Second, to the extent inventors rely on methods to identify embodiments within the scope of the claims, the methods must go beyond the trial and error that gave rise to the original embodiments.  The methods must identify surrogate characteristics that are readily identified and provide a basis for concluding that, if the surrogate characteristic is present, the functionality will follow.  In this sense, the analysis folds into the first criteria, namely, identifying a common characteristic that distinguishes the claimed embodiment.  The methods must be straightforward ways of measuring characteristics that are narrower than the ultimate function of the invention. 
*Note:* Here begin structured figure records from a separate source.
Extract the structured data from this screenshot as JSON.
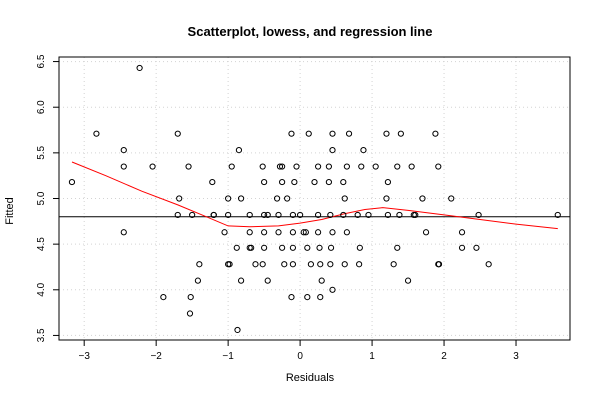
{
  "chart_data": {
    "type": "scatter",
    "title": "Scatterplot, lowess, and regression line",
    "xlabel": "Residuals",
    "ylabel": "Fitted",
    "xlim": [
      -3.35,
      3.75
    ],
    "ylim": [
      3.45,
      6.55
    ],
    "x_ticks": [
      -3,
      -2,
      -1,
      0,
      1,
      2,
      3
    ],
    "y_ticks": [
      3.5,
      4.0,
      4.5,
      5.0,
      5.5,
      6.0,
      6.5
    ],
    "x_tick_labels": [
      "−3",
      "−2",
      "−1",
      "0",
      "1",
      "2",
      "3"
    ],
    "y_tick_labels": [
      "3.5",
      "4.0",
      "4.5",
      "5.0",
      "5.5",
      "6.0",
      "6.5"
    ],
    "grid": true,
    "colors": {
      "points": "#000000",
      "lowess": "#ff0000",
      "regression": "#000000",
      "grid": "#d3d3d3"
    },
    "regression_y": 4.8,
    "series": [
      {
        "points": [
          [
            -3.17,
            5.18
          ],
          [
            -2.83,
            5.71
          ],
          [
            -2.45,
            5.53
          ],
          [
            -2.45,
            5.35
          ],
          [
            -2.45,
            4.63
          ],
          [
            -2.23,
            6.43
          ],
          [
            -2.05,
            5.35
          ],
          [
            -1.9,
            3.92
          ],
          [
            -1.7,
            5.71
          ],
          [
            -1.68,
            5.0
          ],
          [
            -1.7,
            4.82
          ],
          [
            -1.55,
            5.35
          ],
          [
            -1.52,
            3.92
          ],
          [
            -1.53,
            3.74
          ],
          [
            -1.5,
            4.82
          ],
          [
            -1.4,
            4.28
          ],
          [
            -1.42,
            4.1
          ],
          [
            -1.22,
            5.18
          ],
          [
            -1.2,
            4.82
          ],
          [
            -1.2,
            4.82
          ],
          [
            -1.05,
            4.63
          ],
          [
            -1.0,
            5.0
          ],
          [
            -1.0,
            4.82
          ],
          [
            -0.98,
            4.28
          ],
          [
            -1.0,
            4.28
          ],
          [
            -0.95,
            5.35
          ],
          [
            -0.88,
            4.46
          ],
          [
            -0.85,
            5.53
          ],
          [
            -0.82,
            5.0
          ],
          [
            -0.82,
            4.1
          ],
          [
            -0.87,
            3.56
          ],
          [
            -0.7,
            4.82
          ],
          [
            -0.7,
            4.63
          ],
          [
            -0.7,
            4.46
          ],
          [
            -0.68,
            4.46
          ],
          [
            -0.62,
            4.28
          ],
          [
            -0.52,
            5.35
          ],
          [
            -0.5,
            5.18
          ],
          [
            -0.5,
            4.82
          ],
          [
            -0.45,
            4.82
          ],
          [
            -0.5,
            4.63
          ],
          [
            -0.5,
            4.46
          ],
          [
            -0.52,
            4.28
          ],
          [
            -0.45,
            4.1
          ],
          [
            -0.32,
            5.0
          ],
          [
            -0.3,
            4.82
          ],
          [
            -0.3,
            4.63
          ],
          [
            -0.28,
            5.35
          ],
          [
            -0.25,
            5.18
          ],
          [
            -0.25,
            5.35
          ],
          [
            -0.25,
            4.46
          ],
          [
            -0.22,
            4.28
          ],
          [
            -0.18,
            5.0
          ],
          [
            -0.12,
            5.71
          ],
          [
            -0.08,
            5.18
          ],
          [
            -0.05,
            5.35
          ],
          [
            -0.1,
            4.82
          ],
          [
            -0.1,
            4.63
          ],
          [
            -0.1,
            4.46
          ],
          [
            -0.1,
            4.28
          ],
          [
            -0.12,
            3.92
          ],
          [
            0.0,
            4.82
          ],
          [
            0.05,
            4.63
          ],
          [
            0.08,
            4.63
          ],
          [
            0.1,
            4.46
          ],
          [
            0.12,
            5.71
          ],
          [
            0.15,
            4.28
          ],
          [
            0.1,
            3.92
          ],
          [
            0.2,
            5.18
          ],
          [
            0.25,
            5.35
          ],
          [
            0.25,
            4.82
          ],
          [
            0.25,
            4.63
          ],
          [
            0.27,
            4.46
          ],
          [
            0.28,
            4.28
          ],
          [
            0.3,
            4.1
          ],
          [
            0.28,
            3.92
          ],
          [
            0.4,
            5.35
          ],
          [
            0.4,
            5.18
          ],
          [
            0.45,
            5.71
          ],
          [
            0.45,
            5.53
          ],
          [
            0.42,
            4.82
          ],
          [
            0.45,
            4.63
          ],
          [
            0.43,
            4.46
          ],
          [
            0.42,
            4.28
          ],
          [
            0.45,
            4.0
          ],
          [
            0.6,
            5.18
          ],
          [
            0.62,
            5.0
          ],
          [
            0.68,
            5.71
          ],
          [
            0.65,
            5.35
          ],
          [
            0.6,
            4.82
          ],
          [
            0.65,
            4.63
          ],
          [
            0.62,
            4.28
          ],
          [
            0.8,
            4.82
          ],
          [
            0.83,
            4.46
          ],
          [
            0.82,
            4.28
          ],
          [
            0.85,
            5.35
          ],
          [
            0.88,
            5.53
          ],
          [
            0.95,
            4.82
          ],
          [
            1.05,
            5.35
          ],
          [
            1.2,
            5.71
          ],
          [
            1.2,
            5.0
          ],
          [
            1.22,
            5.18
          ],
          [
            1.22,
            4.82
          ],
          [
            1.3,
            4.28
          ],
          [
            1.35,
            4.46
          ],
          [
            1.35,
            5.35
          ],
          [
            1.4,
            5.71
          ],
          [
            1.38,
            4.82
          ],
          [
            1.5,
            4.1
          ],
          [
            1.55,
            5.35
          ],
          [
            1.6,
            4.82
          ],
          [
            1.58,
            4.82
          ],
          [
            1.7,
            5.0
          ],
          [
            1.75,
            4.63
          ],
          [
            1.88,
            5.71
          ],
          [
            1.92,
            5.35
          ],
          [
            1.93,
            4.28
          ],
          [
            1.92,
            4.28
          ],
          [
            2.1,
            5.0
          ],
          [
            2.25,
            4.63
          ],
          [
            2.25,
            4.46
          ],
          [
            2.45,
            4.46
          ],
          [
            2.48,
            4.82
          ],
          [
            2.62,
            4.28
          ],
          [
            3.58,
            4.82
          ]
        ]
      }
    ],
    "lowess": [
      [
        -3.17,
        5.4
      ],
      [
        -2.7,
        5.25
      ],
      [
        -2.2,
        5.08
      ],
      [
        -1.7,
        4.93
      ],
      [
        -1.3,
        4.8
      ],
      [
        -1.0,
        4.7
      ],
      [
        -0.7,
        4.69
      ],
      [
        -0.3,
        4.7
      ],
      [
        0.0,
        4.73
      ],
      [
        0.3,
        4.77
      ],
      [
        0.6,
        4.83
      ],
      [
        0.9,
        4.88
      ],
      [
        1.15,
        4.9
      ],
      [
        1.5,
        4.87
      ],
      [
        2.0,
        4.82
      ],
      [
        2.5,
        4.77
      ],
      [
        3.0,
        4.72
      ],
      [
        3.58,
        4.67
      ]
    ]
  }
}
Reading Amgen more broadly provides useful guidance for protecting non-life science inventions, which have recently been more vulnerable to enablement rejections from the Patent Office.  The common thread is identifying the characteristic that distinguishes embodiments within the scope of broad claims and providing examples and other content within the specification to demonstrate what elements of structure give rise to such characteristics.  For example, in an electrical invention, the specification can identify what aspects of a circuit or other components of the invention generate functionality and how that functionality arises from those elements.  In a mechanical invention, the specification can describe what structure creates the desired functionality and how other structures create such functionality. 

In this age of fractious, contentious Supreme Court decisions outside the patent realm, Amgen is a comforting reminder that some areas of the law are more consistent over the centuries and that principles of reason still can provide a way to apply old doctrines to modern developments that the drafters of the first Patent Act could never have imagined.